Prooving derivate of x^n

1. Dec 1, 2005

Werg22

It is asked from me to proove that dy/dx x^ n = nx^n-1 without using the binominal theorem... any ideas?

2. Dec 1, 2005

BerkMath

There are a couple ways to do this. First, right x^n in terms of e and ln, the exponential and natural log function respectively. Then simply apply the chain rule. You can also arrive at the formula if you differentiate both sides of the expression: int(x^(n-1))=x^n/n, however the logic is somewhat circular.

3. Dec 1, 2005

HallsofIvy

How about using induction and the product rule?

(Since this has nothing to do with "differential equations", I am moving it.)

4. Dec 2, 2005

JasonRox

Integrating it would be a good approach.

Use the idea that (x^n-a^n) = (x-a)(x^n-1 + x^n-2*a ... + a^n-1)

Use the basic definition of a limit, and you get the left side as I showed above, then re-write it as the one on the right side, than you can cross (x-a) out if you use the appropriate definition (x->a). Then the right side is simply a geometric series, so sum that up and you get na^(n-1).

And you are done.

You have a proof for the definition (h->0), which uses the Binomial Theorem, and (x->a) like above.

5. Dec 2, 2005

HallsofIvy

Theorem: $\frac{d x^n}{dx}= nx^{n-1}$ for every positive integer n.

When n= 1, this says that $\frac{d x}{dx}= 1x^0= 1$ which is true.

Assume that, for some k, $\frac{dx^k}{dx}= kx^{k-1}$

$x^{k+1}= x(x^k)$ so, by the product rule,
$$\frac{dx^{k+1}}{dx}= \frac{dx}{dx}x^k+ x\frac{dx^k}{dx}[/itex] Then [tex]\frac{dx^{k+1}}{dx}= x^k+ x(kx^k)= (k+1)x^k$$

By induction, then, $\frac{dx^n}{dx}= nx^{n-1}$ for every positive integer n.

You can use the quotient rule to show it is true for all negative integers as well, the chain rule to show it is true for n any rational number, and, finally, logarithmic differentiation to show it is true for n any real number.

6. Dec 2, 2005

matt grime

just divide by x-a and the LHS in the limit is the derivative, do not just "cross it out"

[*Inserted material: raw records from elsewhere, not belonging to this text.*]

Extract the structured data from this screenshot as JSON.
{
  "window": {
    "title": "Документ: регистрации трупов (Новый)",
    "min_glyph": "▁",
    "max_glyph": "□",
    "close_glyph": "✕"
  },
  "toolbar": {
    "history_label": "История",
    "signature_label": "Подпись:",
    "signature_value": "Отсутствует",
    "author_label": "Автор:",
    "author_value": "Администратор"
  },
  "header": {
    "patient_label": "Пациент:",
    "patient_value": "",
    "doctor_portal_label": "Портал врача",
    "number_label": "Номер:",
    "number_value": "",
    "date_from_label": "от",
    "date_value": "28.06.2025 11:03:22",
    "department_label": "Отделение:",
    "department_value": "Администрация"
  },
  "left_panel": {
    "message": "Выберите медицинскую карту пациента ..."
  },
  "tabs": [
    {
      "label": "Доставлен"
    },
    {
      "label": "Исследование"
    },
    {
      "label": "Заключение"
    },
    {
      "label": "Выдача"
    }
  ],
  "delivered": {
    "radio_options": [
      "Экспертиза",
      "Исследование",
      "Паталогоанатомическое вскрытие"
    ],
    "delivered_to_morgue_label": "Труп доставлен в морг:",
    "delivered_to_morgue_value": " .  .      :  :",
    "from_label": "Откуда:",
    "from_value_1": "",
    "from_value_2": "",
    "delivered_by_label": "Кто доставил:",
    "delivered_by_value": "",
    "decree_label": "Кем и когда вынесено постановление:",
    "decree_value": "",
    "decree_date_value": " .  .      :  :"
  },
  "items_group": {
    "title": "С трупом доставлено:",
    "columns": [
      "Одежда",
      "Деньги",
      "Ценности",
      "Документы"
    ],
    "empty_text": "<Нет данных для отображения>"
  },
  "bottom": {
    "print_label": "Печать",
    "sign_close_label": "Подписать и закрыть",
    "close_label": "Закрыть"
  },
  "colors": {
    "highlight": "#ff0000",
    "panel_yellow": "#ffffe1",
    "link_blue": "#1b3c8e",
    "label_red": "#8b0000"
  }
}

it is not a geometric series (except in the trivial sense), it is simply a sum x^{n-1}+x^{n-1}+..+x^{n-1} with n terms in it that are all the same.

7. Dec 2, 2005

JasonRox

I guess my explanation is bad. I was too lazy to use LaTeX.

This was another proof given in a very popular text by Stewart.

8. Dec 3, 2005

Tide

How about this? We know that $x^n = x x^{n-1}$ and using the chain rule it follows that

$$D_n = x^{n-1} + x D_{n-1}$$

where $D_n$ stands for

$$\frac {d}{dx} x^n$$

Now just follow the recursion on $D_{n-1}$ all the way down to $D_0 = 0$ and you obtain your result with n identical terms of $x^{n-1}$. QED

9. Dec 6, 2005

HallsofIvy

That doesn't use the "chain rule", it uses the "product rule"- which I did earlier in this thread.